Il y a, dans les regards des parents, une inquiétude silencieuse… celle qui naît le jour où ils réalisent que leur enfant ne veut plus apprendre. L’enfant était pourtant curieux. Il posait « mille » questions par jour et s’émerveillait devant une fourmi, un oiseau ou une image. Puis tout à coup, c’est le changement, progressif ou brutal : l’enfant est devenu indifférent. Il soupire, traîne des pieds, esquive les devoirs, s’agace au moindre exercice…
Les parents, surpris et désemparés, ne comprennent pas et s’interrogent :
« Que s’est-il passé ? Où sont passées cette étincelle, cette curiosité naturelle ? Et comment un enfant peut-il avancer s’il ne veut plus apprendre ? »
Avant d’y voir un signe d’échec, il faut comprendre ce que cette perte de l’envie d’apprendre raconte réellement.
Quand un enfant n’aime plus apprendre, il faut examiner l’apprentissage.

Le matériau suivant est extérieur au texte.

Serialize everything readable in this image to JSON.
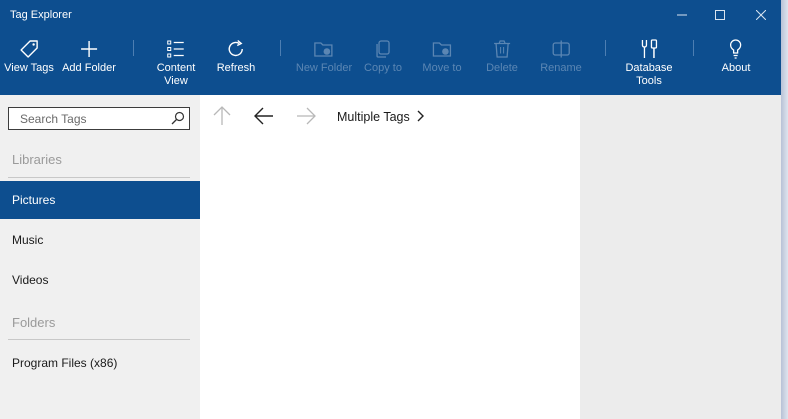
{
  "window": {
    "title": "Tag Explorer"
  },
  "toolbar": {
    "view_tags": "View Tags",
    "add_folder": "Add Folder",
    "content_view_1": "Content",
    "content_view_2": "View",
    "refresh": "Refresh",
    "new_folder": "New Folder",
    "copy_to": "Copy to",
    "move_to": "Move to",
    "delete": "Delete",
    "rename": "Rename",
    "database_tools_1": "Database",
    "database_tools_2": "Tools",
    "about": "About"
  },
  "search": {
    "placeholder": "Search Tags"
  },
  "sidebar": {
    "libraries_header": "Libraries",
    "libraries": [
      {
        "label": "Pictures",
        "selected": true
      },
      {
        "label": "Music",
        "selected": false
      },
      {
        "label": "Videos",
        "selected": false
      }
    ],
    "folders_header": "Folders",
    "folders": [
      {
        "label": "Program Files (x86)"
      }
    ]
  },
  "breadcrumb": {
    "label": "Multiple Tags"
  },
  "colors": {
    "accent": "#0d4e8f",
    "disabled_text": "#5b86b3",
    "sidebar_bg": "#f0f0f0",
    "content_bg": "#ffffff",
    "detail_bg": "#ececec"
  },
  "icons": [
    "tag-icon",
    "plus-icon",
    "list-view-icon",
    "refresh-icon",
    "new-folder-icon",
    "copy-icon",
    "move-folder-icon",
    "delete-icon",
    "rename-icon",
    "database-tools-icon",
    "about-icon",
    "search-icon",
    "up-arrow-icon",
    "back-arrow-icon",
    "forward-arrow-icon",
    "chevron-right-icon"
  ]
}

Contrairement à ce que l’on croit, les enfants ne rejettent pas spontanément le savoir. Ce qu’ils rejettent, c’est la façon dont il leur est présenté ou les émotions qui s’y rattachent.
Un enfant n’arrête pas soudainement d’aimer apprendre. Il refuse, plus ou moins consciemment ou sans pouvoir le formuler précisément, de s’embarquer dans une activité qui le met en échec, qui le stresse, le dépasse ou le fait se sentir « pas assez bien ».

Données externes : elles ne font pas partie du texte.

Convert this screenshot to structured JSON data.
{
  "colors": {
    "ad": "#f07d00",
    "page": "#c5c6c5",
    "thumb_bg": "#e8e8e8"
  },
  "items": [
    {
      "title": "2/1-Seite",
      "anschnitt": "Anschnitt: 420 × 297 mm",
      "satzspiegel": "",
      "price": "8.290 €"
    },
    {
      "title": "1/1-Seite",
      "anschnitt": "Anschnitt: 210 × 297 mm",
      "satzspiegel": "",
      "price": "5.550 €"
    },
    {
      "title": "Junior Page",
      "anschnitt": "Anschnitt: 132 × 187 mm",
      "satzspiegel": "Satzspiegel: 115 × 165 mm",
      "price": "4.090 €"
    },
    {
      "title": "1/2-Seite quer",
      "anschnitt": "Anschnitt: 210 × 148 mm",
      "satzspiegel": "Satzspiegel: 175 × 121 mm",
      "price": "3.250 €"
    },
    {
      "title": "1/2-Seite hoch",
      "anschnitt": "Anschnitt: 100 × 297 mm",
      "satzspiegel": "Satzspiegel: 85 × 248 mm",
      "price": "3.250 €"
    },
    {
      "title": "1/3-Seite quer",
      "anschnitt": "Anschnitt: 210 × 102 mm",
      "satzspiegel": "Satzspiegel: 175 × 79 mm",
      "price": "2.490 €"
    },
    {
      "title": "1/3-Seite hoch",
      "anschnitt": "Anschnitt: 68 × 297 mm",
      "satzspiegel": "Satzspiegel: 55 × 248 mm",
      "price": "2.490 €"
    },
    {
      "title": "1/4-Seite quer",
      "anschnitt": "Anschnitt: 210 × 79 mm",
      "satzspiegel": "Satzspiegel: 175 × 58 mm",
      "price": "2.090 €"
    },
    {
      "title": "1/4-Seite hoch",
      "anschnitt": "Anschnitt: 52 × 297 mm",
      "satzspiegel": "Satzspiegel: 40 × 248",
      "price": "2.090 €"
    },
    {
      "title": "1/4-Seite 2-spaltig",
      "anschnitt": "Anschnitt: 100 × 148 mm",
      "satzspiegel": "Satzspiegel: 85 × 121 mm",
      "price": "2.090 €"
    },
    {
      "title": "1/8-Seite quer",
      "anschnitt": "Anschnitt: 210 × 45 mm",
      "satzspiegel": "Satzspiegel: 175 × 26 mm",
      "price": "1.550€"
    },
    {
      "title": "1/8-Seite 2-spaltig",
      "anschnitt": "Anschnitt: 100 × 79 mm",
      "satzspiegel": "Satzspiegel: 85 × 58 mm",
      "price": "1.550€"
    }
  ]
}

Son indifférence est une protection. Ses soupirs et sa lassitude sont un appel. Sa résistance est un message.
Bien trop souvent, la baisse du désir de connaître et comprendre apparaît lorsque :
- Les notions ne sont plus comprises en profondeur ;
- Les exercices semblent déconnectés du réel ;
- L’enfant a accumulé un sentiment d’incompétence ;
- La pression du résultat pèse plus que la joie de progresser ;
- La méthode employée ne correspond pas à son mode d’apprentissage ;
- Personne ne lui a montré comment apprendre.
Apprendre sans méthode, c’est comme demander à un enfant de grimper une montagne sans lui donner des chaussures : il finira, tôt ou tard, par refuser d’avancer.

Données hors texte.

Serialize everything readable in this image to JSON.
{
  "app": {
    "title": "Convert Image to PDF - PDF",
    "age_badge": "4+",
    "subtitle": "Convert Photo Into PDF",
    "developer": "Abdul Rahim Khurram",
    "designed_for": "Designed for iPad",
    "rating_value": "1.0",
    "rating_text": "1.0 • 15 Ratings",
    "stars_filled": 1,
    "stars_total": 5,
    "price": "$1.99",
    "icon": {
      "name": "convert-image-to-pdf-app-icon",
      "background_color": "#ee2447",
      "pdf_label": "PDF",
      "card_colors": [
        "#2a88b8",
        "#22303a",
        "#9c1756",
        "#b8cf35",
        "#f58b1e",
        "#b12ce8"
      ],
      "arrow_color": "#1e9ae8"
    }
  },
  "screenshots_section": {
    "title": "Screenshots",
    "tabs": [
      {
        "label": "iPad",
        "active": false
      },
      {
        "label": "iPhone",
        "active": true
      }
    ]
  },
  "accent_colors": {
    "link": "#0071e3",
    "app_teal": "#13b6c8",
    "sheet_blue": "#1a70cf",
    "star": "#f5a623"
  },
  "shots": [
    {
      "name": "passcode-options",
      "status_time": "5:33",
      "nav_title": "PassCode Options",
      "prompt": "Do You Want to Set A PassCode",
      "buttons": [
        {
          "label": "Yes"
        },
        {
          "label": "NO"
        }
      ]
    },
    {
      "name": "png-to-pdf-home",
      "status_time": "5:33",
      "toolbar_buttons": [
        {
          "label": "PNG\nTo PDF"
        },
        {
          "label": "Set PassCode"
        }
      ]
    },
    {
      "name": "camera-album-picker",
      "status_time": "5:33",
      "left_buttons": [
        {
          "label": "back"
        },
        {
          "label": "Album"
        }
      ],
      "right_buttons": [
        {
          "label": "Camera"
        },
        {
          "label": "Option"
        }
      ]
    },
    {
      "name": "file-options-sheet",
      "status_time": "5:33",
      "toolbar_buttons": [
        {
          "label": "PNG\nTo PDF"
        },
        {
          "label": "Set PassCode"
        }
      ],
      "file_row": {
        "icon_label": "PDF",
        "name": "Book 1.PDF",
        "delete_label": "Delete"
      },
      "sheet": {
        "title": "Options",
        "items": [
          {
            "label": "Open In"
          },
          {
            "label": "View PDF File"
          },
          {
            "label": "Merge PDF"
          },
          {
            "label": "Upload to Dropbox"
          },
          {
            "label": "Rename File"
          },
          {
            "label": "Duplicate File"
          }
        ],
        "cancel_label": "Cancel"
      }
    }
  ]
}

Les parents s’inquiètent : « Comment va-t-il réussir s’il ne veut plus apprendre ? »

Cette question est légitime. Elle touche au cœur du rôle parental : accompagner un être en croissance vers son autonomie et sa réussite. Quelque chose d’essentiel se dérobe quand un enfant perd cette envie : la capacité à se projeter, à découvrir, à devenir.
Néanmoins, que chacun se rassure, l’espoir existe ; et il faut l’énoncer clairement : la perte d’envie n’est pas une fatalité. C’est uniquement un symptôme. Et un symptôme peut être compris, puis apaisé.
L’envie revient dès qu’on redonne du sens, du souffle et de la réussite.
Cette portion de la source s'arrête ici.